I’m currently trying to build my own ocean shader (gerstner-based, entirely in blueprints so far, because every time I think about brushing up on my C++ skillls I get severe anxiety) and I’m at a point where I’d like to try and implement the illusion of an infinite ocean. The ocean does not actually have to be infinite, it just has to provide me with a large enough area to sail around in and look like it’s reaching the horizon.

Now, obviously I could just scale up the plane with my ocean shader and call it a day, but that’d be pretty inefficient. My current idea was therefore to have a “pizza” mesh that moves around with the player and is divided into several rings with lower subdivisions the further out you go. The central part would have the actual water shader applied, the middle ring a simpler version of the shader with some displacement and the outer ring a very simple color shader that extends to the horizon. The idea here being that I’d only need to waste computational power on the small part of the ocean where the player can actually appreciate the detail and notice any changes (e.g weather).
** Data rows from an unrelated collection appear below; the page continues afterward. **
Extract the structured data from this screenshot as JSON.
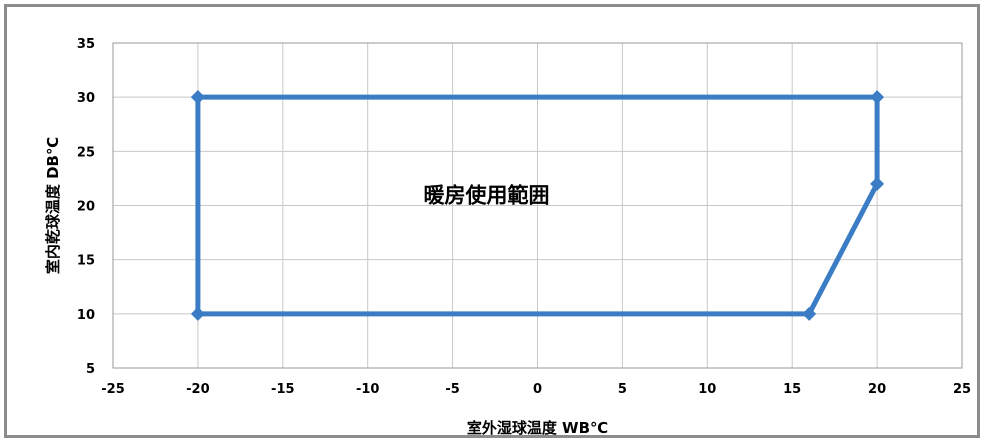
{
  "chart_data": {
    "type": "line",
    "xlabel": "室外湿球温度  WB℃",
    "ylabel": "室内乾球温度  DB℃",
    "xlim": [
      -25,
      25
    ],
    "ylim": [
      5,
      35
    ],
    "xticks": [
      -25,
      -20,
      -15,
      -10,
      -5,
      0,
      5,
      10,
      15,
      20,
      25
    ],
    "yticks": [
      5,
      10,
      15,
      20,
      25,
      30,
      35
    ],
    "grid": true,
    "annotation": {
      "text": "暖房使用範囲",
      "x": -3,
      "y": 21
    },
    "series": [
      {
        "color": "#3b7dc4",
        "points": [
          {
            "x": -20,
            "y": 30
          },
          {
            "x": 20,
            "y": 30
          },
          {
            "x": 20,
            "y": 22
          },
          {
            "x": 16,
            "y": 10
          },
          {
            "x": -20,
            "y": 10
          },
          {
            "x": -20,
            "y": 30
          }
        ]
      }
    ]
  }
}
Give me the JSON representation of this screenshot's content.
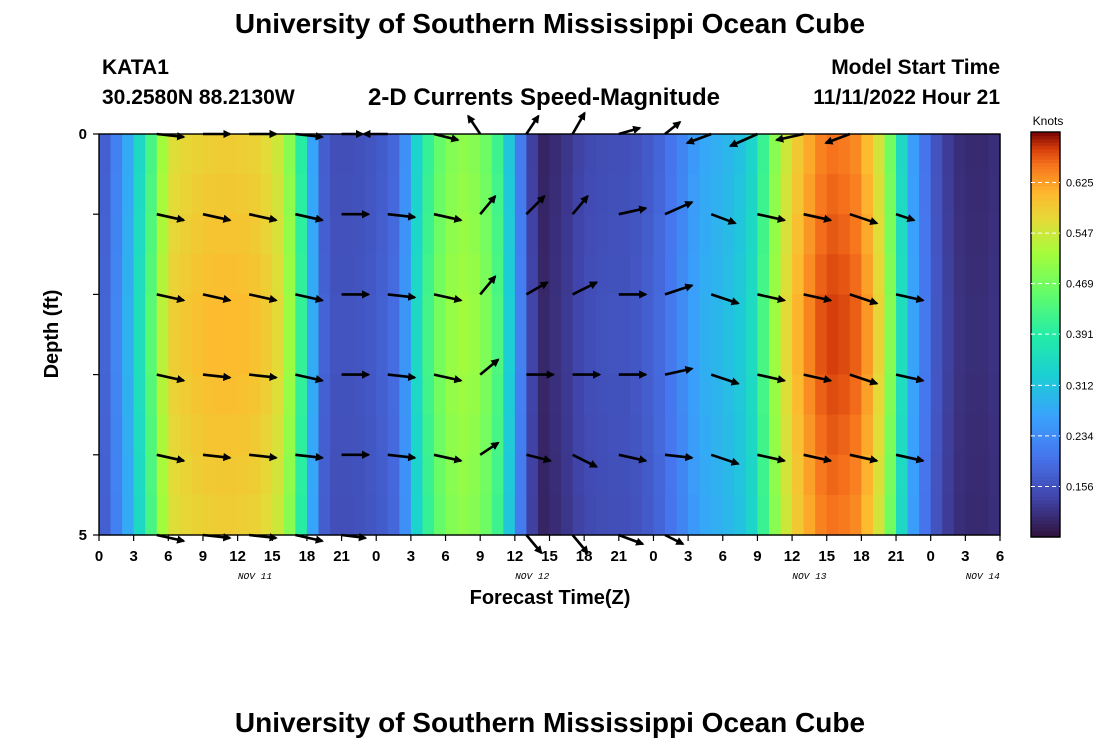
{
  "header": {
    "title": "University of Southern Mississippi Ocean Cube",
    "station": "KATA1",
    "coordinates": "30.2580N  88.2130W",
    "chart_title": "2-D Currents Speed-Magnitude",
    "model_start_label": "Model Start Time",
    "model_start_value": "11/11/2022 Hour 21"
  },
  "footer": {
    "title": "University of Southern Mississippi Ocean Cube"
  },
  "chart_data": {
    "type": "heatmap",
    "title": "2-D Currents Speed-Magnitude",
    "xlabel": "Forecast Time(Z)",
    "ylabel": "Depth (ft)",
    "x_tick_labels": [
      "0",
      "3",
      "6",
      "9",
      "12",
      "15",
      "18",
      "21",
      "0",
      "3",
      "6",
      "9",
      "12",
      "15",
      "18",
      "21",
      "0",
      "3",
      "6",
      "9",
      "12",
      "15",
      "18",
      "21",
      "0",
      "3",
      "6"
    ],
    "date_labels": [
      {
        "label": "NOV 11",
        "tick_index": 4.5
      },
      {
        "label": "NOV 12",
        "tick_index": 12.5
      },
      {
        "label": "NOV 13",
        "tick_index": 20.5
      },
      {
        "label": "NOV 14",
        "tick_index": 25.5
      }
    ],
    "xlim_hours": [
      0,
      78
    ],
    "ylim_ft": [
      0,
      5
    ],
    "y_tick_labels": [
      "0",
      "5"
    ],
    "colorbar": {
      "label": "Knots",
      "min": 0.078,
      "max": 0.703,
      "ticks": [
        0.156,
        0.234,
        0.312,
        0.391,
        0.469,
        0.547,
        0.625
      ],
      "tick_labels": [
        "0.156",
        "0.234",
        "0.312",
        "0.391",
        "0.469",
        "0.547",
        "0.625"
      ]
    },
    "speed_profile": {
      "hours": [
        0,
        2,
        4,
        6,
        8,
        10,
        12,
        14,
        16,
        18,
        19,
        20,
        21,
        22,
        24,
        26,
        28,
        30,
        32,
        34,
        35,
        36,
        38,
        40,
        42,
        44,
        46,
        48,
        50,
        52,
        54,
        56,
        57,
        58,
        60,
        62,
        63,
        64,
        66,
        68,
        70,
        72,
        74,
        76,
        78
      ],
      "speed_knots": [
        0.16,
        0.25,
        0.4,
        0.58,
        0.6,
        0.61,
        0.61,
        0.6,
        0.56,
        0.36,
        0.2,
        0.16,
        0.16,
        0.16,
        0.17,
        0.2,
        0.4,
        0.5,
        0.52,
        0.47,
        0.4,
        0.26,
        0.1,
        0.12,
        0.15,
        0.16,
        0.16,
        0.18,
        0.22,
        0.28,
        0.3,
        0.33,
        0.38,
        0.48,
        0.6,
        0.66,
        0.68,
        0.68,
        0.66,
        0.55,
        0.3,
        0.18,
        0.12,
        0.11,
        0.12
      ]
    },
    "vectors": {
      "hours": [
        5,
        9,
        13,
        17,
        21,
        25,
        29,
        33,
        37,
        41,
        45,
        49,
        53,
        57,
        61,
        65,
        69,
        73
      ],
      "depths_ft": [
        0,
        1,
        2,
        3,
        4,
        5
      ],
      "u": [
        [
          0.9,
          0.9,
          0.9,
          0.9,
          0.7,
          -0.8,
          0.8,
          -0.4,
          0.4,
          0.4,
          0.7,
          0.5,
          -0.8,
          -0.9,
          -0.9,
          -0.8,
          0.0,
          0.0
        ],
        [
          0.9,
          0.9,
          0.9,
          0.9,
          0.9,
          0.9,
          0.9,
          0.5,
          0.6,
          0.5,
          0.9,
          0.9,
          0.8,
          0.9,
          0.9,
          0.9,
          0.6,
          0.0
        ],
        [
          0.9,
          0.9,
          0.9,
          0.9,
          0.9,
          0.9,
          0.9,
          0.5,
          0.7,
          0.8,
          0.9,
          0.9,
          0.9,
          0.9,
          0.9,
          0.9,
          0.9,
          0.0
        ],
        [
          0.9,
          0.9,
          0.9,
          0.9,
          0.9,
          0.9,
          0.9,
          0.6,
          0.9,
          0.9,
          0.9,
          0.9,
          0.9,
          0.9,
          0.9,
          0.9,
          0.9,
          0.0
        ],
        [
          0.9,
          0.9,
          0.9,
          0.9,
          0.9,
          0.9,
          0.9,
          0.6,
          0.8,
          0.8,
          0.9,
          0.9,
          0.9,
          0.9,
          0.9,
          0.9,
          0.9,
          0.0
        ],
        [
          0.9,
          0.9,
          0.9,
          0.9,
          0.8,
          0.0,
          0.0,
          0.0,
          0.5,
          0.5,
          0.8,
          0.6,
          0.0,
          0.0,
          0.0,
          0.0,
          0.0,
          0.0
        ]
      ],
      "v": [
        [
          0.1,
          0.0,
          0.0,
          0.1,
          0.0,
          0.0,
          0.2,
          -0.6,
          -0.6,
          -0.7,
          -0.2,
          -0.4,
          0.3,
          0.4,
          0.2,
          0.3,
          0.0,
          0.0
        ],
        [
          0.2,
          0.2,
          0.2,
          0.2,
          0.0,
          0.1,
          0.2,
          -0.6,
          -0.6,
          -0.6,
          -0.2,
          -0.4,
          0.3,
          0.2,
          0.2,
          0.3,
          0.2,
          0.0
        ],
        [
          0.2,
          0.2,
          0.2,
          0.2,
          0.0,
          0.1,
          0.2,
          -0.6,
          -0.4,
          -0.4,
          0.0,
          -0.3,
          0.3,
          0.2,
          0.2,
          0.3,
          0.2,
          0.0
        ],
        [
          0.2,
          0.1,
          0.1,
          0.2,
          0.0,
          0.1,
          0.2,
          -0.5,
          0.0,
          0.0,
          0.0,
          -0.2,
          0.3,
          0.2,
          0.2,
          0.3,
          0.2,
          0.0
        ],
        [
          0.2,
          0.1,
          0.1,
          0.1,
          0.0,
          0.1,
          0.2,
          -0.4,
          0.2,
          0.4,
          0.2,
          0.1,
          0.3,
          0.2,
          0.2,
          0.2,
          0.2,
          0.0
        ],
        [
          0.2,
          0.1,
          0.1,
          0.2,
          0.1,
          0.0,
          0.0,
          0.0,
          0.6,
          0.6,
          0.3,
          0.3,
          0.0,
          0.0,
          0.0,
          0.0,
          0.0,
          0.0
        ]
      ]
    }
  }
}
My main question now is, does my concept make sense? Is there a better way? If so, what is it?

tl;dr: Want to make infinite looking ocean to sail around in. Have an idea of how to do it but don’t know if there isn’t a smarter way to do it. What do?
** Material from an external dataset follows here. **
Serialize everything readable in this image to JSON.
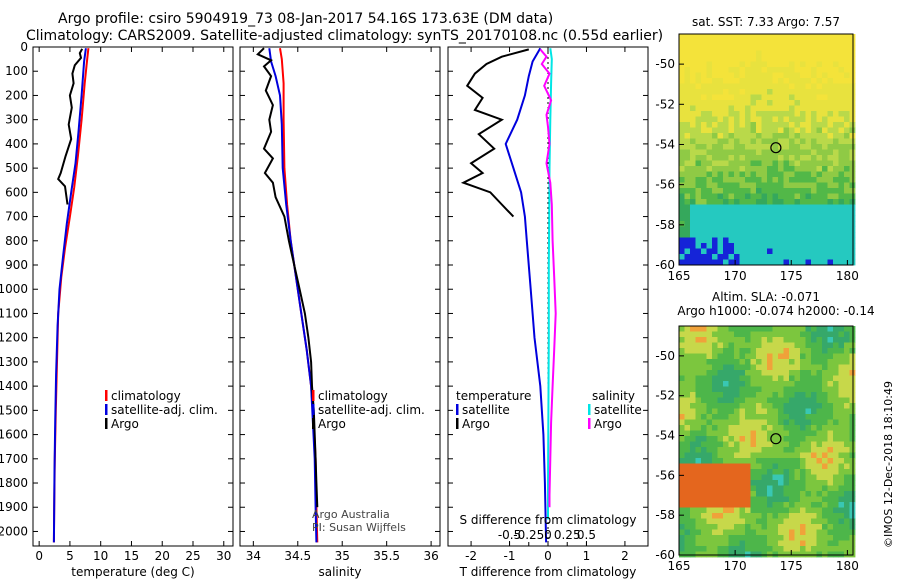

Most oceans are actually just a large mesh, but if you want ‘infinite’, then you might have to pull a few strings.

I think the concentric rings idea might be very fiddly, also, what good is it when they sail past the inner ring?
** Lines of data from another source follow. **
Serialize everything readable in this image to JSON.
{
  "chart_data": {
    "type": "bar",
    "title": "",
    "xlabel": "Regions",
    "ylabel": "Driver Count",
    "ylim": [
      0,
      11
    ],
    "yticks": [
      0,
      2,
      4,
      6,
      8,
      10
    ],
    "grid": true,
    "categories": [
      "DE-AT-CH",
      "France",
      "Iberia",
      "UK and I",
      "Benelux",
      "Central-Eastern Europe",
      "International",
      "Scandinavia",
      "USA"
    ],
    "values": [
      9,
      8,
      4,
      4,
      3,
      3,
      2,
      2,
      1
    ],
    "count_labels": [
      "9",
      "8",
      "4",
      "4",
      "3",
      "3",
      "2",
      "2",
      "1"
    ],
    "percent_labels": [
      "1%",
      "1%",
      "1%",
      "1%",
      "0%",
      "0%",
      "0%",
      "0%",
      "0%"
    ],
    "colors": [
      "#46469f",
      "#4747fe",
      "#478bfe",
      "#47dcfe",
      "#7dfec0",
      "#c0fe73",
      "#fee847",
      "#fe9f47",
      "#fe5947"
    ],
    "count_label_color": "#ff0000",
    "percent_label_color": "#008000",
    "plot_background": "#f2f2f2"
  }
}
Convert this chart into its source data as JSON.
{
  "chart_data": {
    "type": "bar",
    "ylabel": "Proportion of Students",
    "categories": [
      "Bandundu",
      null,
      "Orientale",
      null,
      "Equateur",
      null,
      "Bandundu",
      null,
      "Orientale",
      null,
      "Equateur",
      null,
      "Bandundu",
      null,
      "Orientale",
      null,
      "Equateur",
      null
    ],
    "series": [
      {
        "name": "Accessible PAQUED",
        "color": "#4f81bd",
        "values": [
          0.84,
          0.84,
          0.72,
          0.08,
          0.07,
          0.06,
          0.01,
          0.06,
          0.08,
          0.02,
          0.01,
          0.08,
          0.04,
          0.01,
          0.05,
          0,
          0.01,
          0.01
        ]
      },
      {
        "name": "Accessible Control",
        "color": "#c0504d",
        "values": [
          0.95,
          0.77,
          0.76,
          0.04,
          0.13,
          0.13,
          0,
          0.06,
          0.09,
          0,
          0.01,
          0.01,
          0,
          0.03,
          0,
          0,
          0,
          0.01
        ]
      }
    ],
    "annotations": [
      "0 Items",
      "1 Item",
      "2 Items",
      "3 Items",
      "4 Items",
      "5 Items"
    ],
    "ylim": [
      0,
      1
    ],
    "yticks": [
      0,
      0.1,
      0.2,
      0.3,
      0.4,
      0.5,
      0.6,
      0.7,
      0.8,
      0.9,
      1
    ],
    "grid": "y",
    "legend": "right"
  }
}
Another possibility might be a very large sphere ( after all, what the world is ). Rather than letting them sail, rotate the sphere.

Or… very big mesh, and move then UVs rather than the ship to give the impression of movement.

Download and check how the community ocean project does it.

It’s basically a procedural mesh with the material that gets rendered in chunks around you.
simple to do since its completely flat and the shader moves the vertices.

Not sure if it extends to the horizon. But I can tell you that past 20 or 30m the wave Z become irrelevant. Having a flat plane with a normal map moving looks about the same.
so you just pack the gerstner result into a normal and use that across the whole thing.
Then just use a distance based solution to remove tessellation and the displacement gradually. Parameterize it and test distances that work for your project / resolutions. 4k needs maybe 40m.

Also. the pizza mesh may not be a bad idea tessellation wise because of how subdivision works. BUT. When you are at the center you always render the whole mesh. Making it a bad idea.
half a pizza, or a pizza based on field of view angle would be more efficient…
getting consistent distribution of vertex across slices isn’t going to happen though since it’s radial. Just keep that in mind.